Değerli arkadaşlar, Kürt sorunu konusu, biliyorsunuz, hepimiz de biliyoruz, bu meselede en önemli sorunlardan bir tanesi. Ben esas olarak Kürt sorununun, Türkiye açısından baktığımızda, demokrasi sorununun 1'inci halkası olduğunu düşünüyorum. Yani, başka biçimde söyleyecek olursam: Kürt sorununu çözememiş bir ülke asla ve asla demokrasisini tamamlayamaz. Şimdi şöyle bir şey var, mesela arkadaşlarımız çok sıklıkla şunu diyorlar: "Ya, bu ülkede Türk-Kürt kardeştir, Alevi-Sünni de." Arkadaşlar, kusura bakmayın ama kardeşliğin olmadığı bir yerde bunu söylemek, zaten kardeşliğin olmamasını sağlamaya çalışmak demektir.
İBRAHİM AYDEMİR (Erzurum) - Kim kardeş değil?
BAHAR AYVAZOĞLU (Trabzon) - Bu söylem çok enteresan yani.
EROL KATIRCIOĞLU (İstanbul) - Bir dakika müsaade edin.
Bu nasıl bir şey biliyor musunuz arkadaşlar? Bu nasıl bir şey, söyleyeyim. (Gürültüler)

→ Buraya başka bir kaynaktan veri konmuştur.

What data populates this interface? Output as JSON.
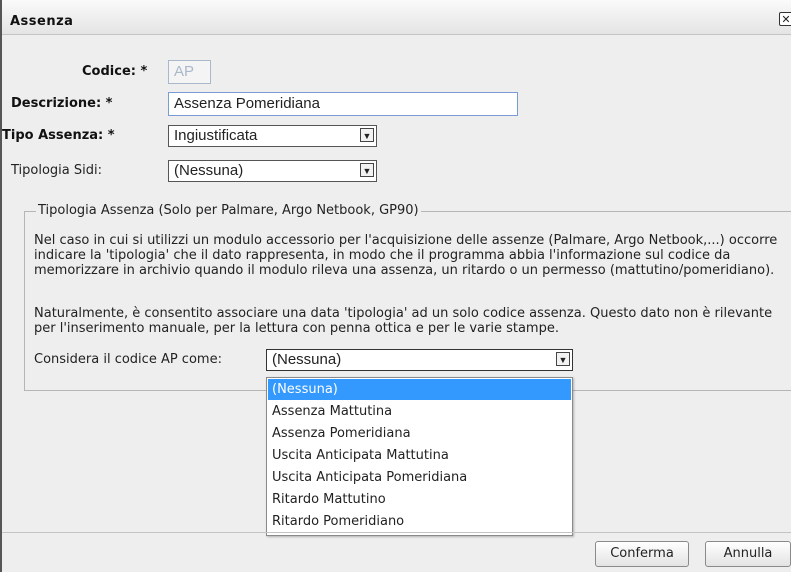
{
  "window": {
    "title": "Assenza",
    "close_icon": "close-icon"
  },
  "form": {
    "codice": {
      "label": "Codice: *",
      "value": "AP"
    },
    "descrizione": {
      "label": "Descrizione: *",
      "value": "Assenza Pomeridiana"
    },
    "tipo_assenza": {
      "label": "Tipo Assenza: *",
      "value": "Ingiustificata"
    },
    "tipologia_sidi": {
      "label": "Tipologia Sidi:",
      "value": "(Nessuna)"
    }
  },
  "fieldset": {
    "legend": "Tipologia Assenza (Solo per Palmare, Argo Netbook, GP90)",
    "paragraph1": "Nel caso in cui si utilizzi un modulo accessorio per l'acquisizione delle assenze (Palmare, Argo Netbook,...) occorre indicare la 'tipologia' che il dato rappresenta, in modo che il programma abbia l'informazione sul codice da memorizzare in archivio quando il modulo rileva una assenza, un ritardo o un permesso (mattutino/pomeridiano).",
    "paragraph2": "Naturalmente, è consentito associare una data 'tipologia' ad un solo codice assenza. Questo dato non è rilevante per l'inserimento manuale, per la lettura con penna ottica e per le varie stampe.",
    "considera_label": "Considera il codice AP come:",
    "considera_value": "(Nessuna)",
    "options": [
      "(Nessuna)",
      "Assenza Mattutina",
      "Assenza Pomeridiana",
      "Uscita Anticipata Mattutina",
      "Uscita Anticipata Pomeridiana",
      "Ritardo Mattutino",
      "Ritardo Pomeridiano"
    ],
    "selected_option": "(Nessuna)"
  },
  "buttons": {
    "confirm": "Conferma",
    "cancel": "Annulla"
  },
  "colors": {
    "selection": "#3399ff",
    "input_border": "#7a9cd3",
    "dialog_bg": "#eeeeee"
  }
}
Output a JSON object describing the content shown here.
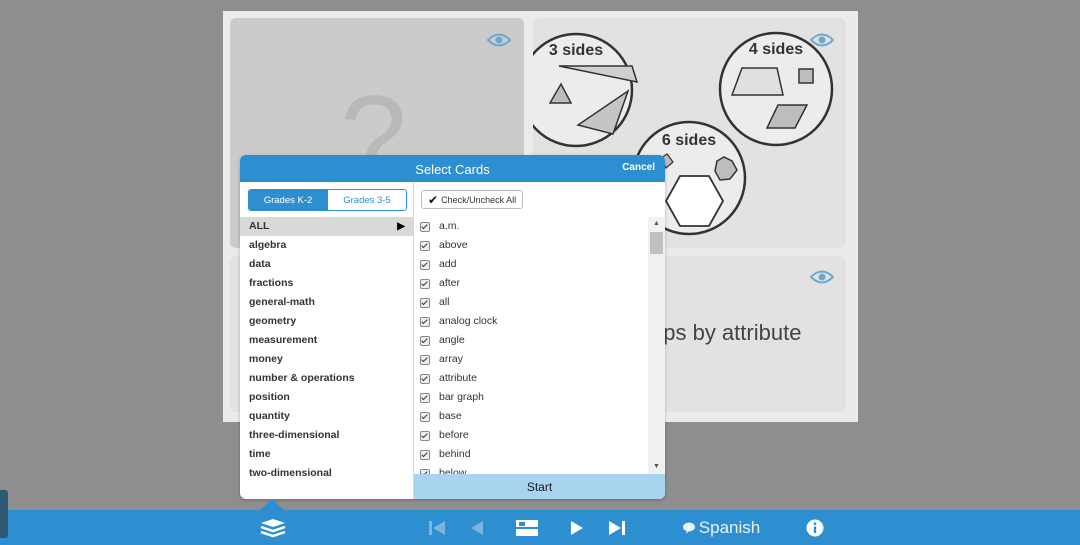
{
  "stage": {
    "card_question_mark": "?",
    "card_shapes_labels": [
      "3 sides",
      "4 sides",
      "6 sides"
    ],
    "card_partial_text": "ups by attribute"
  },
  "modal": {
    "title": "Select Cards",
    "cancel_label": "Cancel",
    "grade_tabs": [
      "Grades K-2",
      "Grades 3-5"
    ],
    "check_all_label": "Check/Uncheck All",
    "categories": [
      "ALL",
      "algebra",
      "data",
      "fractions",
      "general-math",
      "geometry",
      "measurement",
      "money",
      "number & operations",
      "position",
      "quantity",
      "three-dimensional",
      "time",
      "two-dimensional"
    ],
    "items": [
      "a.m.",
      "above",
      "add",
      "after",
      "all",
      "analog clock",
      "angle",
      "array",
      "attribute",
      "bar graph",
      "base",
      "before",
      "behind",
      "below"
    ],
    "start_label": "Start"
  },
  "taskbar": {
    "language_label": "Spanish"
  },
  "colors": {
    "accent": "#2e8fd0",
    "start_button": "#a9d4ef",
    "background": "#8e8e8e"
  }
}
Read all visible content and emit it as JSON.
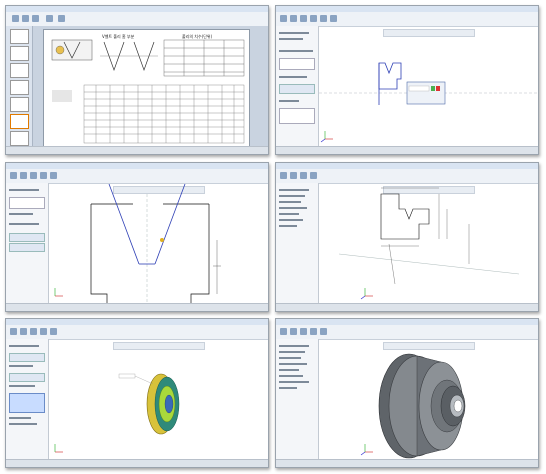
{
  "panels": [
    {
      "id": "powerpoint",
      "app": "PowerPoint"
    },
    {
      "id": "sketch-profile",
      "app": "SolidWorks"
    },
    {
      "id": "sketch-zoom",
      "app": "SolidWorks"
    },
    {
      "id": "sketch-dimensions",
      "app": "SolidWorks"
    },
    {
      "id": "revolve-preview",
      "app": "SolidWorks"
    },
    {
      "id": "pulley-model",
      "app": "SolidWorks"
    }
  ],
  "ppt": {
    "slide_title": "V벨트 풀리 홈 부분",
    "table_title": "풀리의 치수(단위)"
  },
  "colors": {
    "accent": "#2f4f8a",
    "sketch_blue": "#2d3fb5",
    "model_gray": "#6e7378",
    "highlight_green": "#a9d93b"
  }
}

BAŞKAN CEVDET YILMAZ - Değerli arkadaşlar, sıra size gelecek, o zaman söylersiniz ama karşılıklı konuşmayalım.
EROL KATIRCIOĞLU (İstanbul) - Bir dakika ekleyin lütfen Başkan.
Eşitliğin olmadığı bir yerde herkes eşittir demek, aslında eşitsizliği desteklemek demektir.
İBRAHİM AYDEMİR (Erzurum) - Kim eşit değil?
EROL KATIRCIOĞLU (İstanbul) - Ben size sayayım, arkadaşlarımız deminden beri sayıyorlar. Yani bu ülkede Kürtler kardeş midir gerçekten?
İBRAHİM AYDEMİR (Erzurum) - Elbette kardeştir, size göre değil midir?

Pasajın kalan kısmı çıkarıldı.